Unfamiliar with poke cakes? Now’s your chance to get on board with the easiest, most delicious desserts ever. They start with a cake mix (see, simple!), then once the cake is cool, the fun begins—adding your flavors. Using a bamboo skewer or a chopstick, poke holes all over the cake. To keep the flavor inside the cake, don’t go all the way down to the bottom of the pan.

Now, add your filling. For this dessert, we’re using strawberry Jell-O. All you have to do is heat up water, mix in the Jell-O powder, and pour that into the holes. Let the cake chill out in the fridge for at least a couple of hours or up to overnight. This soaking time will help make sure that you get pretty white and pink swirls when you cut into the cake.

We love this dessert with cream cheese frosting, but you can go with straight up whipped cream if you want things less sweet. Finish it all off with the crunch, which starts with vanilla sandwich cookies (such as Golden Oreos). Just grind them up in the food processor or put them in a zip-top bag and crush them with a rolling pin. Toss with more strawberry Jell-O powder for a pretty pink color and a hit of nostalgic berry flavor.

Want even more strawberry crunch inspired desserts? Check out our strawberry crunch cake, our strawberry shortcake ice cream cake, or our no-churn strawberry shortcake vegan ice cream.
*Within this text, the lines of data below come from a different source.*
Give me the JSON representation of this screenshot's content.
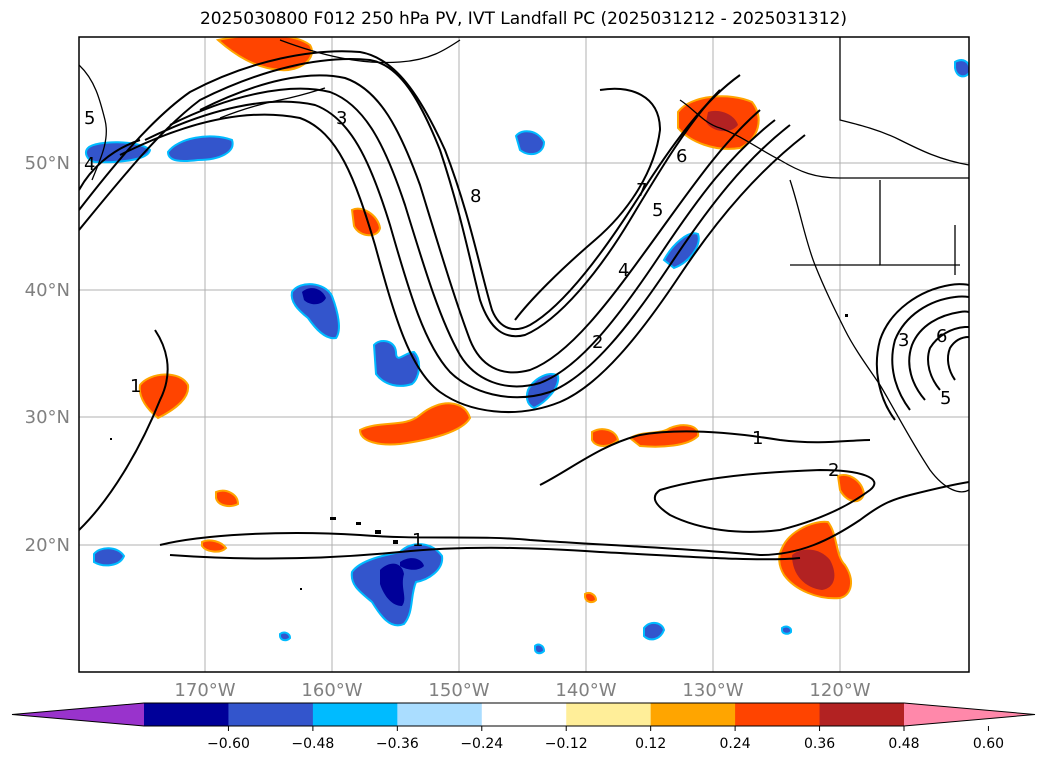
{
  "title": "2025030800 F012 250 hPa PV, IVT Landfall PC (2025031212 - 2025031312)",
  "map": {
    "lat_labels": [
      "50°N",
      "40°N",
      "30°N",
      "20°N"
    ],
    "lon_labels": [
      "170°W",
      "160°W",
      "150°W",
      "140°W",
      "130°W",
      "120°W"
    ],
    "contour_labels": [
      "3",
      "4",
      "5",
      "8",
      "7",
      "6",
      "5",
      "4",
      "2",
      "1",
      "1",
      "2",
      "1",
      "3",
      "6",
      "5"
    ]
  },
  "colorbar": {
    "ticks": [
      "−0.60",
      "−0.48",
      "−0.36",
      "−0.24",
      "−0.12",
      "0.12",
      "0.24",
      "0.36",
      "0.48",
      "0.60"
    ],
    "colors": [
      "#9933cc",
      "#000099",
      "#3355cc",
      "#00bbff",
      "#aaddff",
      "#ffffff",
      "#ffee99",
      "#ffa500",
      "#ff4400",
      "#b22222",
      "#ff88aa"
    ]
  }
}
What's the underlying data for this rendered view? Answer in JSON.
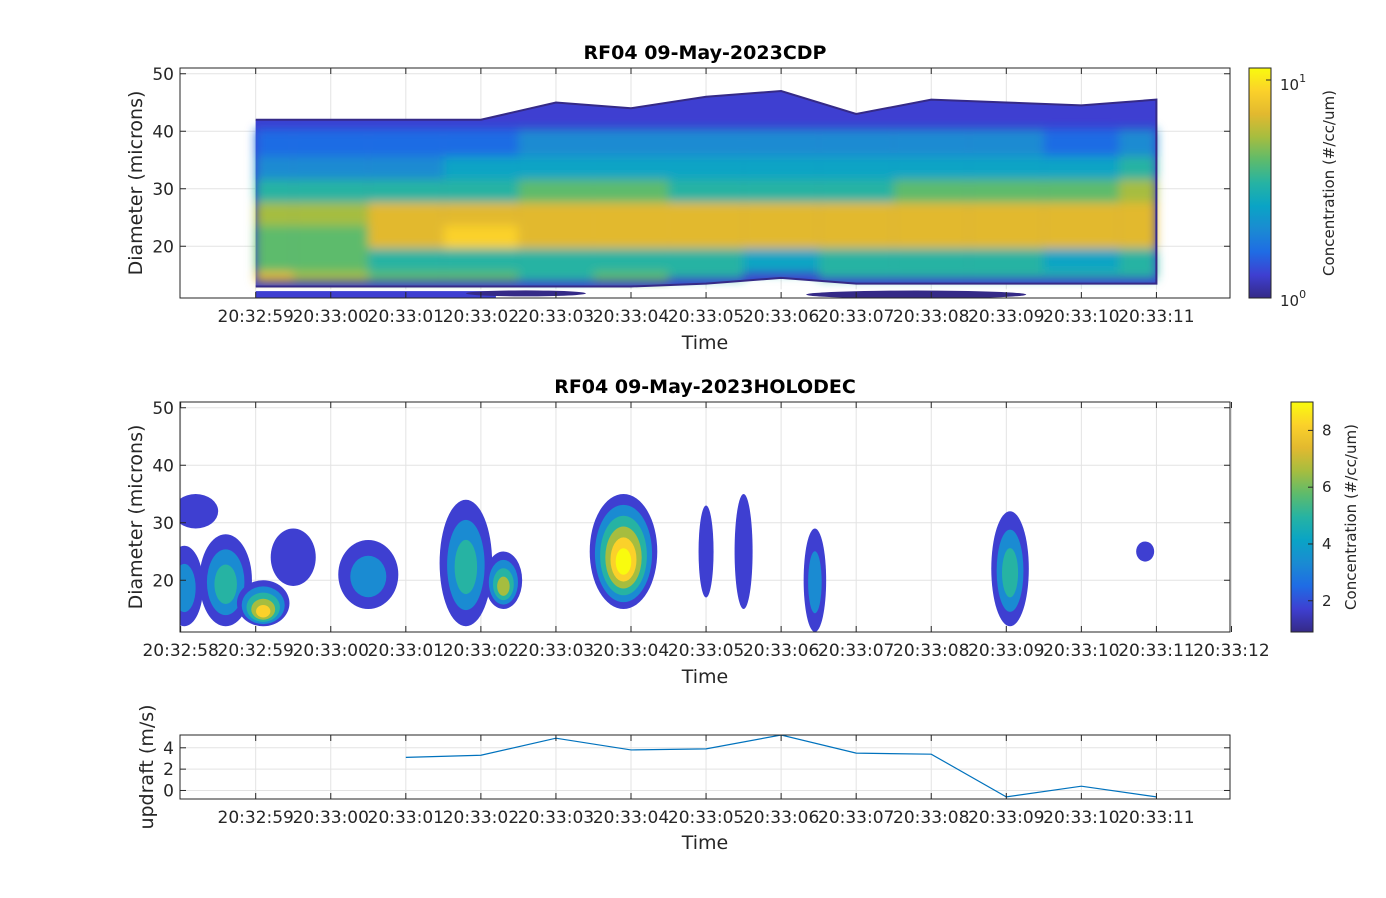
{
  "colors": {
    "parula": [
      "#352a87",
      "#3e3fd1",
      "#1f6ce4",
      "#1a8bd2",
      "#0aa4c5",
      "#26b3a3",
      "#5dbb6c",
      "#a6bd3f",
      "#e2b92f",
      "#fbd12a",
      "#f9fb0e"
    ],
    "line": "#0072bd",
    "grid": "#e3e3e3",
    "axes": "#262626"
  },
  "chart_data": [
    {
      "type": "heatmap",
      "title": "RF04 09-May-2023CDP",
      "xlabel": "Time",
      "ylabel": "Diameter (microns)",
      "colorbar_label": "Concentration (#/cc/um)",
      "colorbar_scale": "log",
      "colorbar_ticks": [
        {
          "base": "10",
          "exp": "1"
        },
        {
          "base": "10",
          "exp": "0"
        }
      ],
      "x_ticks": [
        "20:32:59",
        "20:33:00",
        "20:33:01",
        "20:33:02",
        "20:33:03",
        "20:33:04",
        "20:33:05",
        "20:33:06",
        "20:33:07",
        "20:33:08",
        "20:33:09",
        "20:33:10",
        "20:33:11"
      ],
      "y_ticks": [
        20,
        30,
        40,
        50
      ],
      "ylim": [
        11,
        51
      ],
      "diameter_bins": [
        14,
        18,
        22,
        26,
        30,
        34,
        38
      ],
      "top_edge": [
        42,
        42,
        42,
        42,
        45,
        44,
        46,
        47,
        43,
        45.5,
        45,
        44.5,
        45.5
      ],
      "bottom_edge": [
        13,
        13,
        13,
        13,
        13,
        13,
        13.5,
        14.5,
        13.5,
        13.5,
        13.5,
        13.5,
        13.5
      ],
      "concentration_level_index": [
        [
          8,
          7,
          6,
          6,
          5,
          6,
          5,
          5,
          5,
          5,
          5,
          5,
          5
        ],
        [
          6,
          6,
          5,
          5,
          5,
          5,
          5,
          4,
          5,
          5,
          5,
          4,
          5
        ],
        [
          6,
          6,
          8,
          9,
          8,
          8,
          8,
          8,
          8,
          8,
          8,
          8,
          8
        ],
        [
          7,
          7,
          8,
          8,
          8,
          8,
          8,
          8,
          8,
          8,
          8,
          8,
          8
        ],
        [
          5,
          5,
          5,
          5,
          6,
          6,
          5,
          5,
          5,
          6,
          6,
          6,
          7
        ],
        [
          3,
          3,
          3,
          4,
          4,
          4,
          4,
          4,
          4,
          4,
          4,
          4,
          5
        ],
        [
          2,
          2,
          2,
          2,
          3,
          3,
          3,
          3,
          3,
          3,
          3,
          2,
          3
        ]
      ]
    },
    {
      "type": "heatmap",
      "title": "RF04 09-May-2023HOLODEC",
      "xlabel": "Time",
      "ylabel": "Diameter (microns)",
      "colorbar_label": "Concentration (#/cc/um)",
      "colorbar_ticks": [
        "8",
        "6",
        "4",
        "2"
      ],
      "x_ticks": [
        "20:32:58",
        "20:32:59",
        "20:33:00",
        "20:33:01",
        "20:33:02",
        "20:33:03",
        "20:33:04",
        "20:33:05",
        "20:33:06",
        "20:33:07",
        "20:33:08",
        "20:33:09",
        "20:33:10",
        "20:33:11",
        "20:33:12"
      ],
      "y_ticks": [
        20,
        30,
        40,
        50
      ],
      "ylim": [
        11,
        51
      ],
      "blobs": [
        {
          "t": 0.05,
          "d": 19,
          "w": 0.25,
          "h": 14,
          "level": 1
        },
        {
          "t": 0.2,
          "d": 32,
          "w": 0.3,
          "h": 6,
          "level": 0
        },
        {
          "t": 0.6,
          "d": 20,
          "w": 0.35,
          "h": 16,
          "level": 2
        },
        {
          "t": 1.1,
          "d": 16,
          "w": 0.35,
          "h": 8,
          "level": 4
        },
        {
          "t": 1.5,
          "d": 24,
          "w": 0.3,
          "h": 10,
          "level": 0
        },
        {
          "t": 2.5,
          "d": 21,
          "w": 0.4,
          "h": 12,
          "level": 1
        },
        {
          "t": 3.8,
          "d": 23,
          "w": 0.35,
          "h": 22,
          "level": 2
        },
        {
          "t": 4.3,
          "d": 20,
          "w": 0.25,
          "h": 10,
          "level": 3
        },
        {
          "t": 5.9,
          "d": 25,
          "w": 0.45,
          "h": 20,
          "level": 5
        },
        {
          "t": 7.0,
          "d": 25,
          "w": 0.1,
          "h": 16,
          "level": 0
        },
        {
          "t": 7.5,
          "d": 25,
          "w": 0.12,
          "h": 20,
          "level": 0
        },
        {
          "t": 8.45,
          "d": 20,
          "w": 0.15,
          "h": 18,
          "level": 1
        },
        {
          "t": 11.05,
          "d": 22,
          "w": 0.25,
          "h": 20,
          "level": 2
        },
        {
          "t": 12.85,
          "d": 25,
          "w": 0.12,
          "h": 3.5,
          "level": 0
        }
      ]
    },
    {
      "type": "line",
      "xlabel": "Time",
      "ylabel": "updraft (m/s)",
      "x_ticks": [
        "20:32:59",
        "20:33:00",
        "20:33:01",
        "20:33:02",
        "20:33:03",
        "20:33:04",
        "20:33:05",
        "20:33:06",
        "20:33:07",
        "20:33:08",
        "20:33:09",
        "20:33:10",
        "20:33:11"
      ],
      "y_ticks": [
        0,
        2,
        4
      ],
      "ylim": [
        -0.8,
        5.2
      ],
      "x": [
        "20:33:01",
        "20:33:02",
        "20:33:03",
        "20:33:04",
        "20:33:05",
        "20:33:06",
        "20:33:07",
        "20:33:08",
        "20:33:09",
        "20:33:10",
        "20:33:11"
      ],
      "values": [
        3.1,
        3.3,
        4.9,
        3.8,
        3.9,
        5.2,
        3.5,
        3.4,
        -0.6,
        0.4,
        -0.6
      ]
    }
  ]
}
Did you make this treat? Tell us all about it in the comments section below!

Yields: 12 servings

Prep Time: 15 mins

Total Time: 3 hours


  • Nonstick cooking spray

  • 1

    (15.25-oz.) box white cake mix, plus ingredients called for on box

  • 1

    (3-oz.) box strawberry Jell-O

  • 1 1/2 c.

    heavy cream

  • 1

    (8-oz.) block cream cheese, room temperature

  • 2/3 c.

    (75 g.) confectioners' sugar

  • 1 tsp.

    pure vanilla extract

  • 1/8 tsp.

    kosher salt

  • 24

    vanilla sandwich cookies, such as Golden Oreos

  • 4 tbsp.

    (1/2 stick) unsalted butter, melted

  • 1

    (3-oz.) box strawberry Jell-O

  • Fresh strawberries, halved lengthwise, for serving


  1. Preheat oven to 350°. Grease a 13"-x-9" baking pan with cooking spray. Prepare cake according to package directions.
  2. Pour batter into prepared pan. Bake cake until a tester inserted into the center comes out clean, 20 to 25 minutes. Let cool.
  3. Using a bamboo skewer or chopstick, poke holes all over cake, making sure not to go through to the bottom and spacing 1/2" to 1" apart.
  4. In a small saucepan, bring 1/2 cup water to a boil. Add Jell-O powder; whisk until dissolved. Remove from heat and whisk in 1/2 cup cold water.
  5. Pour gelatin mixture evenly over holes on cake. Cover and refrigerate at least 2 hours or up to overnight.
  1. In a large bowl, using a handheld mixer, beat cream on medium-high speed until stiff peaks form.
  2. In another large bowl, using handheld mixer, beat cream cheese on medium-high speed until smooth and fluffy. Add confectioners' sugar and beat until smooth, then add in vanilla and salt. Fold in whipped cream until just combined.
  3. Spread frosting over top of cake; reserve remaining frosting for topping (optional).
  1. In a food processor, pulse cookies to pea-sized crumbs. Transfer to a medium bowl. Pour butter over crumbs, sprinkle with Jell-O powder, and stir to combine.
  2. Sprinkle crumb mixture over frosting, then lightly press down on crumbs to adhere.
  3. Dollop or pipe reserved frosting over crumbs (if using). Top dollops with strawberries.